Perlahan-lahan dibukanya kertas biru itu. Mata Ra In berkaca-kaca melihat tulisan tangan orang terkasihnya. Setumpuk rasa rindu kian menggerogoti perasaan Ra In. Membuat air mata luruh tanpa sadar.
Sebegitu kasihnya Jimin terhadap teman-temannya? Hingga harapan terakhirnya juga namja itu masih saja memikirkan mereka.
"Aku hanya jadi nomor dua dihati Jimin. Selalu saja dia memikirkan teman-temannya"
Dokter Niel membuang gelasnya ketempat sampah. Hembusan napasnya mengeluarkan beberapa asap. Memang malam ini suasana terasa lebih dingin dari biasanya.
"Ra In, kau tau tidak? aku sering meramal sesuatu dan itu menjadi kenyataan. Jimin sendiri saksinya"
"Yah...meskipun dia sudah tidak ada dan tidak bisa membuktikan ini"
Dokter Niel mengubah posisi dengan berdiri. Ia berada beberapa meter didepan Ra In.

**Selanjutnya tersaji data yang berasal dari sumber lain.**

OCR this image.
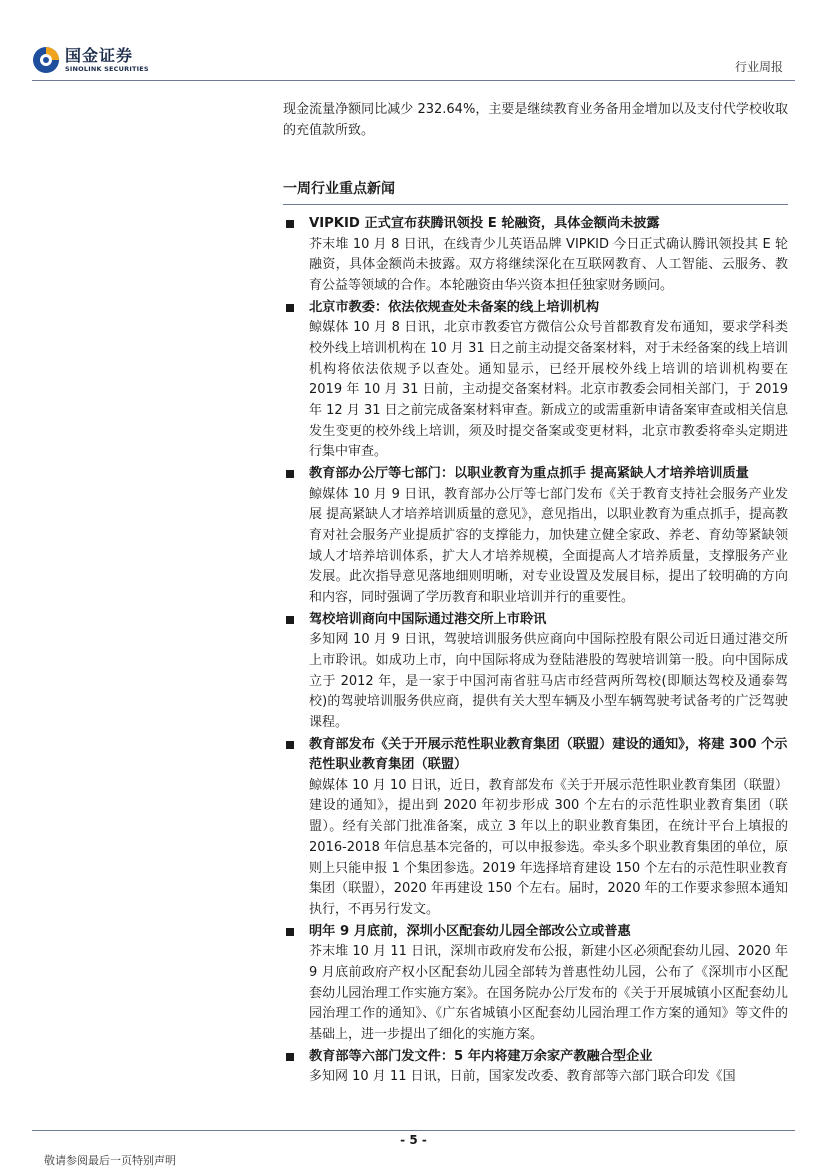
国金证券
SINOLINK SECURITIES	行业周报
现金流量净额同比减少 232.64%，主要是继续教育业务备用金增加以及支付代学校收取的充值款所致。
一周行业重点新闻
VIPKID 正式宣布获腾讯领投 E 轮融资，具体金额尚未披露
芥末堆 10 月 8 日讯，在线青少儿英语品牌 VIPKID 今日正式确认腾讯领投其 E 轮融资，具体金额尚未披露。双方将继续深化在互联网教育、人工智能、云服务、教育公益等领域的合作。本轮融资由华兴资本担任独家财务顾问。
北京市教委：依法依规查处未备案的线上培训机构
鲸媒体 10 月 8 日讯，北京市教委官方微信公众号首都教育发布通知，要求学科类校外线上培训机构在 10 月 31 日之前主动提交备案材料，对于未经备案的线上培训机构将依法依规予以查处。通知显示，已经开展校外线上培训的培训机构要在 2019 年 10 月 31 日前，主动提交备案材料。北京市教委会同相关部门，于 2019 年 12 月 31 日之前完成备案材料审查。新成立的或需重新申请备案审查或相关信息发生变更的校外线上培训，须及时提交备案或变更材料，北京市教委将牵头定期进行集中审查。
教育部办公厅等七部门：以职业教育为重点抓手 提高紧缺人才培养培训质量
鲸媒体 10 月 9 日讯，教育部办公厅等七部门发布《关于教育支持社会服务产业发展 提高紧缺人才培养培训质量的意见》，意见指出，以职业教育为重点抓手，提高教育对社会服务产业提质扩容的支撑能力，加快建立健全家政、养老、育幼等紧缺领域人才培养培训体系，扩大人才培养规模，全面提高人才培养质量，支撑服务产业发展。此次指导意见落地细则明晰，对专业设置及发展目标，提出了较明确的方向和内容，同时强调了学历教育和职业培训并行的重要性。
驾校培训商向中国际通过港交所上市聆讯
多知网 10 月 9 日讯，驾驶培训服务供应商向中国际控股有限公司近日通过港交所上市聆讯。如成功上市，向中国际将成为登陆港股的驾驶培训第一股。向中国际成立于 2012 年，是一家于中国河南省驻马店市经营两所驾校(即顺达驾校及通泰驾校)的驾驶培训服务供应商，提供有关大型车辆及小型车辆驾驶考试备考的广泛驾驶课程。
教育部发布《关于开展示范性职业教育集团（联盟）建设的通知》，将建 300 个示范性职业教育集团（联盟）
鲸媒体 10 月 10 日讯，近日，教育部发布《关于开展示范性职业教育集团（联盟）建设的通知》，提出到 2020 年初步形成 300 个左右的示范性职业教育集团（联盟）。经有关部门批准备案，成立 3 年以上的职业教育集团，在统计平台上填报的 2016-2018 年信息基本完备的，可以申报参选。牵头多个职业教育集团的单位，原则上只能申报 1 个集团参选。2019 年选择培育建设 150 个左右的示范性职业教育集团（联盟），2020 年再建设 150 个左右。届时，2020 年的工作要求参照本通知执行，不再另行发文。
明年 9 月底前，深圳小区配套幼儿园全部改公立或普惠
芥末堆 10 月 11 日讯，深圳市政府发布公报，新建小区必须配套幼儿园、2020 年 9 月底前政府产权小区配套幼儿园全部转为普惠性幼儿园，公布了《深圳市小区配套幼儿园治理工作实施方案》。在国务院办公厅发布的《关于开展城镇小区配套幼儿园治理工作的通知》、《广东省城镇小区配套幼儿园治理工作方案的通知》等文件的基础上，进一步提出了细化的实施方案。
教育部等六部门发文件：5 年内将建万余家产教融合型企业
多知网 10 月 11 日讯，日前，国家发改委、教育部等六部门联合印发《国
- 5 -
敬请参阅最后一页特别声明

"Besok aku pikir Jungkook akan sadar"
...
Ra In membuka pintu kamar lamanya yang sekarang sedang ditempati putranya. Saat ini Jimin masih tertidur pulas sembari memeluk boneka Tayo nya. Ra In mengusap kening Jimin, dia pikir Jimin tidak akan terbangun. Tapi, anak itu tiba-tiba saja membuka matanya dan segera duduk.
"Eomma..."
Ra In terlonjak dan segera menangkap wajah putranya. Jimin memang sangat menggemaskan.
"Eomma pasti mau bangunin jimin. Iya kan? Jimin bangun sendili..Wlee" ledek Jimin. Anak itu sampai menjulurkan lidahnya mengejek Ra In.
"Anak Eomma yang paling pintar" Ra In menarik hidung Jimin sampai anak itu tertawa.
"Mau ikut eomma menengok Appa?"
"Tumben eomma mengajak Jimin. Biasanya Jimin tidak dibolehin ikut"
Ra In jadi merasa sangat bersalah terus-terusan menolak Jimin ikut dengannya kerumah sakit. Tapi, hari ini ia sendiri yang memutuskan akan mengajak putranya menengok Jungkook. Walau bagaimana pun Jimin adalah putra Jungkook. Mereka harus saling menguatkan.
"Eomma...jangan melamun" Jimin mengguncang lengan Ibunya yang sontak lamunan nya menghilang. Ra In lalu mengangkat tubuh anaknya dan menggendongnya.
"Jadi...ayo Jimin mandi"
...
Ra In menepuk-nepuk pantat Jimin digendongannya yang tengah tertidur pulas. Baru saja ia akan membawa Jimin pulang andai saja tidak melihat Jungkook membuka matanya.
Ra In belum ingin menghubungi siapapun sebelum Jungkook benar-benar dipastikan sadar dari komanya.
Benar, Jungkook membuka mata sangat lebar. Ra In berlari mencari Dokter Niel. Meskipun bukan Dokter Niel yang menangani Jungkook tapi, perempuan itu malah mencari Dokter Niel. Ia membuktikan bahwa ramalan Dokter Niel benar.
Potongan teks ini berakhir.